Herald on Sunday
Black Caps make nervy start
Bowlers initially fail to capitalise after Williamson wins toss for WTC final
Adouble breakthrough close to lunch gave New Zealand impetus heading into the afternoon session of the first day of the World Test Championship final, following a nervous, lacklustre start by the bowlers.
Things couldn’t have gone much better for the Black Caps on the first morning — until the cricket started.
Under leaden skies and with the floodlights illuminating the Ageas Bowl, Kane Williamson won the toss and had no hesitation in unleashing his all-seam attack on an Indian lineup more comfortable in hotter, drier climates.
With the brand new Dukes ball promising to swing prodigiously, it was all set up perfectly — then New Zealand’s most experienced bowlers laid an egg for most of the first hour.
New Zealand did eventually dismiss India’s openers but the batting side would have been satisfied with 69-2 at the break given the bowlerfriendly conditions.
Tim Southee went past the edge a few times and Trent Boult occasionally threatened to straighten one into the pads but the bad balls outnumbered the good and it was all a bit gentle.
Rohit Sharma and inexperienced Shubnam Gill were offered enough gifts to keep the scoreboard ticking.
Gill was comfortable enough to advance down the wicket to the seamers, which almost caused his downfall when Kyle Jamieson got one to rise off a length and smash into his grille.
It was Jamieson who turned things
around for his team.
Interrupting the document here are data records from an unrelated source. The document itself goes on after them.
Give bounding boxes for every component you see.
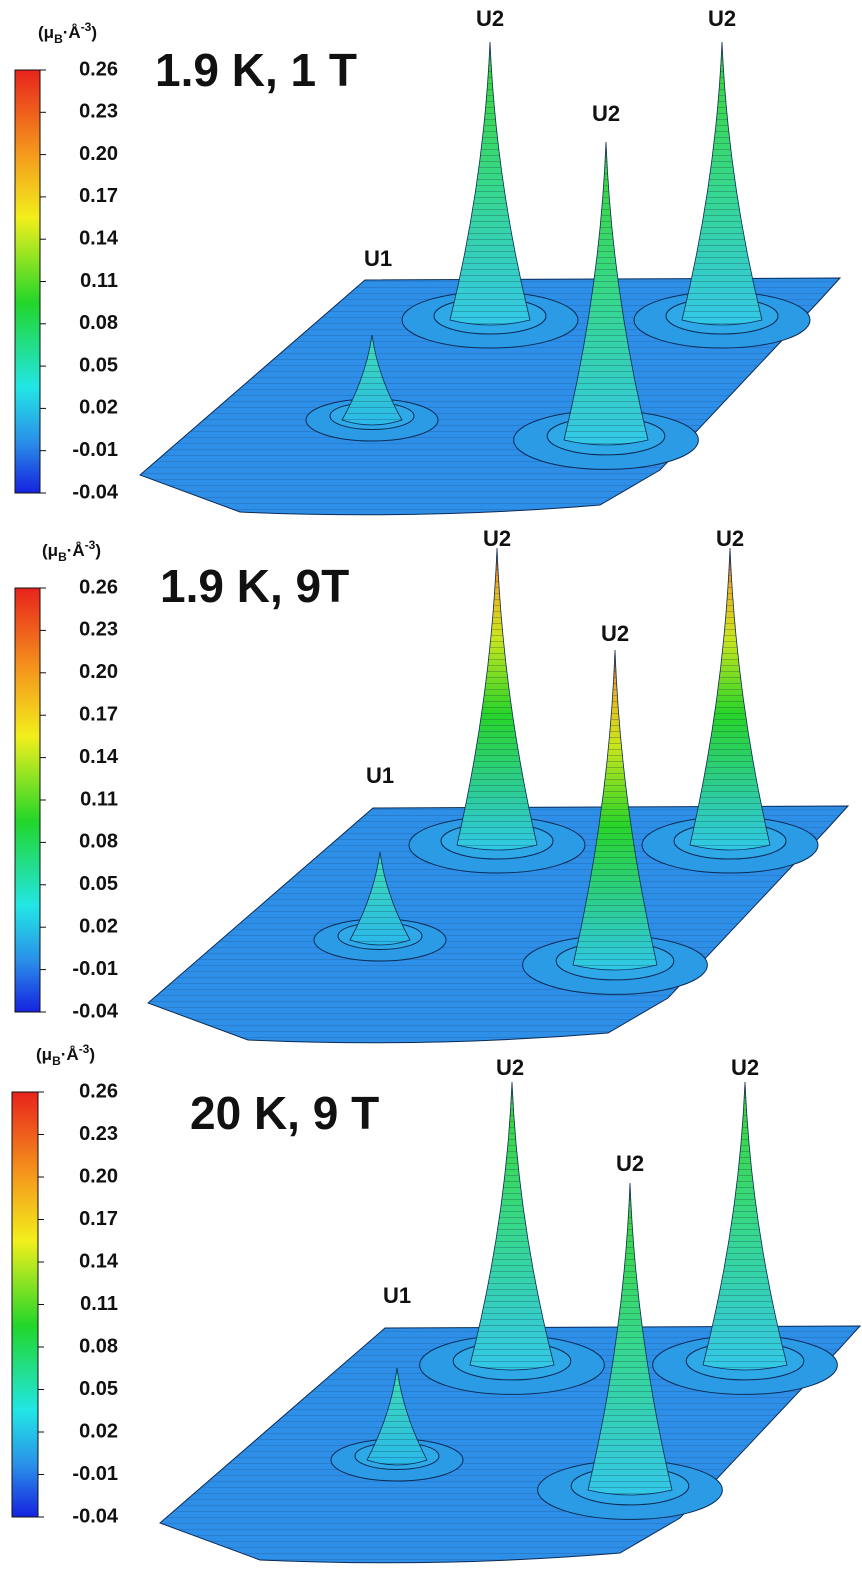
unit-part: ) — [89, 1045, 95, 1064]
panel: 0.26 0.23 0.20 0.17 0.14 0.11 0.08 0.05 0.02 -0.0… — [14, 526, 850, 1044]
peak-label: U1 — [366, 763, 394, 788]
panel: 0.26 0.23 0.20 0.17 0.14 0.11 0.08 0.05 0.02 -0.0… — [11, 1042, 862, 1564]
unit-sup: -3 — [85, 538, 96, 552]
colorbar-tick-label: 0.14 — [79, 227, 119, 249]
colorbar-tick-label: 0.11 — [80, 788, 118, 810]
colorbar-tick-label: 0.11 — [80, 1293, 118, 1315]
colorbar-tick-label: 0.14 — [79, 746, 119, 768]
peak-contours — [470, 1082, 554, 1370]
colorbar-tick-label: 0.23 — [79, 101, 118, 123]
peak-label: U2 — [708, 6, 736, 31]
colorbar-tick-label: 0.17 — [79, 1208, 118, 1230]
colorbar-unit: (μB·Å-3) — [38, 20, 97, 46]
unit-sup: -3 — [79, 1042, 90, 1056]
peak-contours — [703, 1082, 787, 1370]
unit-part: ) — [91, 23, 97, 42]
unit-sub: B — [58, 550, 67, 564]
colorbar-tick-label: 0.05 — [79, 873, 118, 895]
unit-part: (μ — [38, 23, 54, 42]
peak-contours — [564, 142, 648, 445]
unit-sub: B — [54, 32, 63, 46]
peak-contours — [350, 852, 410, 945]
colorbar-tick-label: 0.20 — [79, 143, 118, 165]
unit-part: ·Å — [63, 23, 81, 42]
peak-label: U2 — [483, 526, 511, 551]
colorbar-tick-label: 0.26 — [79, 576, 118, 598]
peak-contours — [367, 1368, 427, 1465]
unit-sup: -3 — [81, 20, 92, 34]
colorbar-tick-label: 0.17 — [79, 703, 118, 725]
peak-label: U2 — [592, 101, 620, 126]
unit-part: (μ — [36, 1045, 52, 1064]
peak-label: U1 — [383, 1283, 411, 1308]
colorbar-tick-label: 0.05 — [79, 354, 118, 376]
colorbar-tick-label: 0.05 — [79, 1378, 118, 1400]
colorbar-tick-label: 0.20 — [79, 661, 118, 683]
peak-label: U1 — [364, 246, 392, 271]
colorbar-tick-label: -0.01 — [72, 958, 118, 980]
peak-label: U2 — [731, 1055, 759, 1080]
peak-label: U2 — [496, 1055, 524, 1080]
colorbar-unit: (μB·Å-3) — [36, 1042, 95, 1068]
peak-label: U2 — [476, 6, 504, 31]
peak-contours — [573, 650, 657, 970]
panel: 0.26 0.23 0.20 0.17 0.14 0.11 0.08 0.05 0.02 -0.0… — [14, 6, 842, 516]
colorbar — [14, 69, 41, 494]
peak-contours — [342, 335, 402, 425]
unit-part: ·Å — [67, 541, 85, 560]
colorbar — [14, 587, 41, 1013]
colorbar-tick-label: -0.04 — [72, 481, 118, 503]
unit-part: ·Å — [61, 1045, 79, 1064]
colorbar-tick-label: 0.17 — [79, 185, 118, 207]
colorbar — [11, 1091, 39, 1518]
peak-contours — [450, 42, 530, 325]
unit-sub: B — [52, 1054, 61, 1068]
colorbar-tick-label: -0.04 — [72, 1000, 118, 1022]
colorbar-tick-label: 0.14 — [79, 1250, 119, 1272]
colorbar-tick-label: 0.26 — [79, 58, 118, 80]
colorbar-tick-label: 0.02 — [79, 397, 118, 419]
colorbar-tick-label: -0.01 — [72, 1463, 118, 1485]
colorbar-tick-label: 0.08 — [79, 831, 118, 853]
panel-title: 1.9 K, 9T — [160, 560, 349, 612]
colorbar-tick-label: 0.20 — [79, 1165, 118, 1187]
colorbar-tick-label: 0.08 — [79, 1335, 118, 1357]
peak-label: U2 — [716, 526, 744, 551]
colorbar-tick-label: 0.23 — [79, 1123, 118, 1145]
panel-title: 1.9 K, 1 T — [155, 44, 357, 96]
peak-label: U2 — [601, 621, 629, 646]
colorbar-tick-label: 0.02 — [79, 1420, 118, 1442]
colorbar-tick-label: -0.04 — [72, 1505, 118, 1527]
colorbar-unit: (μB·Å-3) — [42, 538, 101, 564]
panel-title: 20 K, 9 T — [190, 1087, 379, 1139]
colorbar-tick-label: -0.01 — [72, 439, 118, 461]
unit-part: (μ — [42, 541, 58, 560]
colorbar-tick-label: 0.23 — [79, 619, 118, 641]
colorbar-tick-label: 0.11 — [80, 270, 118, 292]
unit-part: ) — [95, 541, 101, 560]
peak-contours — [682, 42, 762, 325]
peak-contours — [588, 1183, 672, 1495]
peak-contours — [457, 548, 537, 850]
colorbar-tick-label: 0.08 — [79, 312, 118, 334]
peak-contours — [690, 548, 770, 850]
colorbar-tick-label: 0.26 — [79, 1080, 118, 1102]
peak-label: U2 — [616, 1151, 644, 1176]
colorbar-tick-label: 0.02 — [79, 915, 118, 937]
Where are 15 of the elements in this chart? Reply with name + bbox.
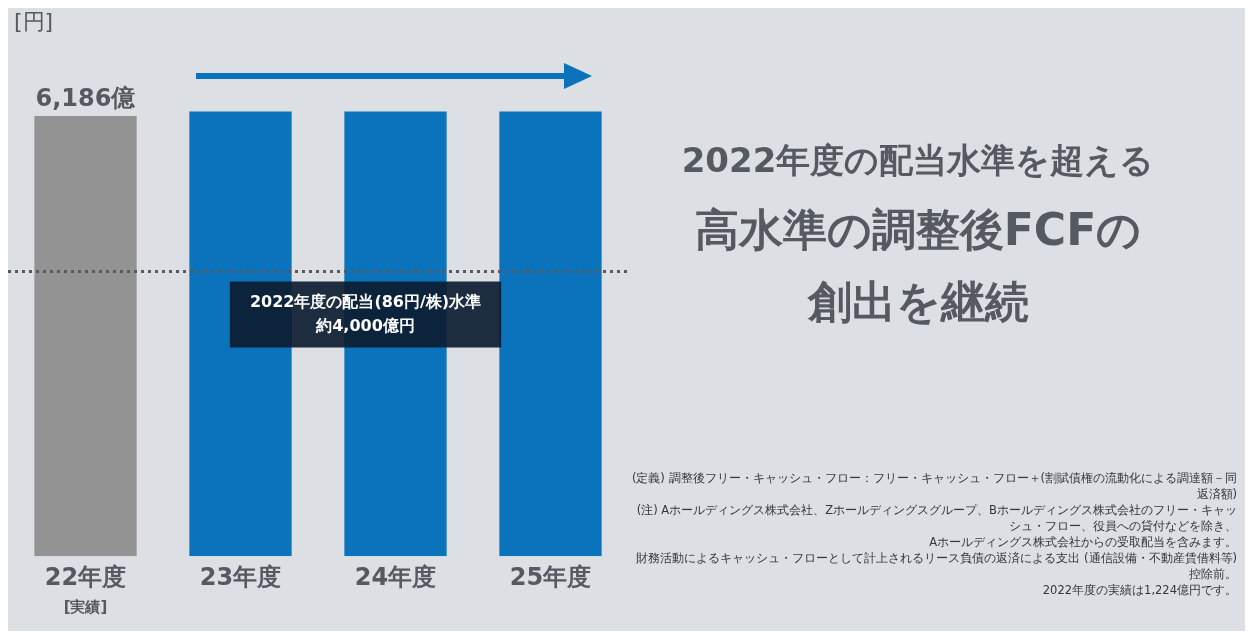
text: 2022年度の配当水準を超える — [680, 139, 1156, 182]
x-tick-label: 23年度 — [199, 562, 282, 591]
x-tick-label: 24年度 — [354, 562, 437, 591]
text: 高水準の調整後FCFの創出を継続 — [693, 203, 1143, 329]
x-tick-label: 22年度 — [44, 562, 127, 591]
text: (定義) 調整後フリー・キャッシュ・フロー：フリー・キャッシュ・フロー＋(割賦債権の流動化による調達額－同返済額) — [630, 470, 1237, 502]
text: Aホールディングス株式会社からの受取配当を含みます。 — [928, 534, 1237, 550]
ref-line-label: 2022年度の配当(86円/株)水準約4,000億円 — [249, 291, 482, 335]
text: (注) Aホールディングス株式会社、Zホールディングスグループ、Bホールディングス株式会社のフリー・キャッシュ・フロー、役員への貸付などを除き、 — [635, 502, 1237, 534]
text: 財務活動によるキャッシュ・フローとして計上されるリース負債の返済による支出 (通信設備・不動産賃借料等) 控除前。 — [635, 550, 1237, 582]
y-axis-title: [円] — [14, 8, 54, 34]
data-label: 6,186億 — [35, 84, 137, 113]
text: [実績] — [63, 597, 108, 616]
text: 2022年度の実績は1,224億円です。 — [1041, 582, 1237, 598]
x-tick-label: 25年度 — [509, 562, 592, 591]
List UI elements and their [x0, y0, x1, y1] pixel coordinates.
He has been successful against India in the past and was head and shoulders above his teammates in every respect in the match’s first session.
It was Jamieson who eventually drew Sharma (34) forward and found the edge of his prodding bat. Southee
had not done a lot to enhance his bowling stats in the morning but his reputation for fine slip fielding grew when he took a stunning catch low to his right.
Given Jamieson’s effectiveness, it was surprising to see Williamson remove him from the attack, even after
a seven-over stint. The wisdom of that decision was immediately rewarded when Neil Wagner kissed the edge of Gill’s bat with just his third ball and BJ Watling, in his final test, took a regulation catch to dismiss the opener for 28.
Cue Wagner’s vein-popping
exhortations and, more than that, a sense that New Zealand had truly arrived for the fight — albeit 90 minutes late.
With India’s most accomplished test batsmen at the crease — Virat Kohli (6) and Cheteshwar Pujara (0) — the match was finely poised.